Neuer Name – neues Spiel – neues Glück. Der i20 tritt die Nachfolge des erfolgreichen Getz an und ist ebenfalls als Drei- und Fünftürer zu haben, letzterer trudelt bereits dieser Tage beim Händler ein, feiert aber erst Anfang März seine offizielle Premiere. Der Dreitürer mit einem noch sportlicheren Look folgt gut einen Monat später. Mehr Auto, mehr Platz, mehr Ausstattung und doch im Preis beständig, sportliche Optik und ein sportliches Fahrwerk finden in den sportlichen Sitzen ihre Ergänzung. Die Schaltung hakelt ein wenig, trotzdem bringt schon der neue 1,2-Liter Einstiegsmotor mit 78 PS guten Fahrspaß und die ABS-Scheiben-Bremsen rundum haben den Koreaner gut im Griff.

Der Hyundai i20 zählt zwar immer noch zu den Kleinen ist aber gegenüber dem Getz um ein deutliches Stück gewachsen und erreicht nun die Länge von 3,94 Metern. Aber nicht nur die Ausmaße haben sich erheblich geändert … auch in punkto Optik erinnert nichts mehr an den Vorgänger.

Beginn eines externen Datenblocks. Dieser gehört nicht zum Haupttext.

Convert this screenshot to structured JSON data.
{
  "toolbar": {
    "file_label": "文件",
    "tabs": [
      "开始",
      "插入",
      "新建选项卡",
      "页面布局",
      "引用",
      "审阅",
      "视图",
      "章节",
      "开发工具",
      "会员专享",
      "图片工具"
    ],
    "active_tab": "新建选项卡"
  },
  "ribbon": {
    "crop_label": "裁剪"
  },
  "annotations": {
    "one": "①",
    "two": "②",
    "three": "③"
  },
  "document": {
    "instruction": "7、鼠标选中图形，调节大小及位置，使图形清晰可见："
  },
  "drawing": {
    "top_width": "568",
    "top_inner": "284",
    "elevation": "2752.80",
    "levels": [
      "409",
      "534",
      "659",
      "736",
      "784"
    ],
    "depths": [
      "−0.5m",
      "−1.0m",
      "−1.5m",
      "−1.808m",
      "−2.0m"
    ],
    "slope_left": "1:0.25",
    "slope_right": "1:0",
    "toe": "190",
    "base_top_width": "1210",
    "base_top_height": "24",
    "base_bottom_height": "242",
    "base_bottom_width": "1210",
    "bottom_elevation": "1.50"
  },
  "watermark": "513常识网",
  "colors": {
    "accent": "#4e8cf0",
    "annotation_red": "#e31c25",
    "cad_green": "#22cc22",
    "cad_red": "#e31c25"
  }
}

An der Front sorgt ein schmaler Kühlergrill mit Chromleiste für Familienzugehörigkeit, aus dem Logo entwickeln sich markante Sicken, die in die Motorhaube laufen. Eine große Kühlluftöffnung setzt sich darunter in der Frontschürze fort, je nach Ausstattung flankiert von schön eingearbeiteten Nebelscheinwerfern. Die spitz zulaufenden Scheinwerfer ziehen sich lang nach hinten.

Die Radläufe sind eher dezent ausgestellt, sehr markant dagegen die seitlich verlaufende Kante in Höhe der Gürtellinie, die zum Heck hin schwungvoll nach unten verläuft. Genau gegenläufig schwingt sich die Sicke am Schweller nach oben.

Sanft senkt sich die Dachlinie nach hinten ab, die besonders am Heck kurzen Fahrzeugüberhänge sorgen mit dem wuchtigen Stoßfänger für einen bulligen Abschluss, der seinen Schwung vor allem aus den gewölbten, weit in die Seitenlinie reichenden Rückleuchten bezieht. Geschickt hat Hyundai sein Logo in den Heckklappengriff integriert.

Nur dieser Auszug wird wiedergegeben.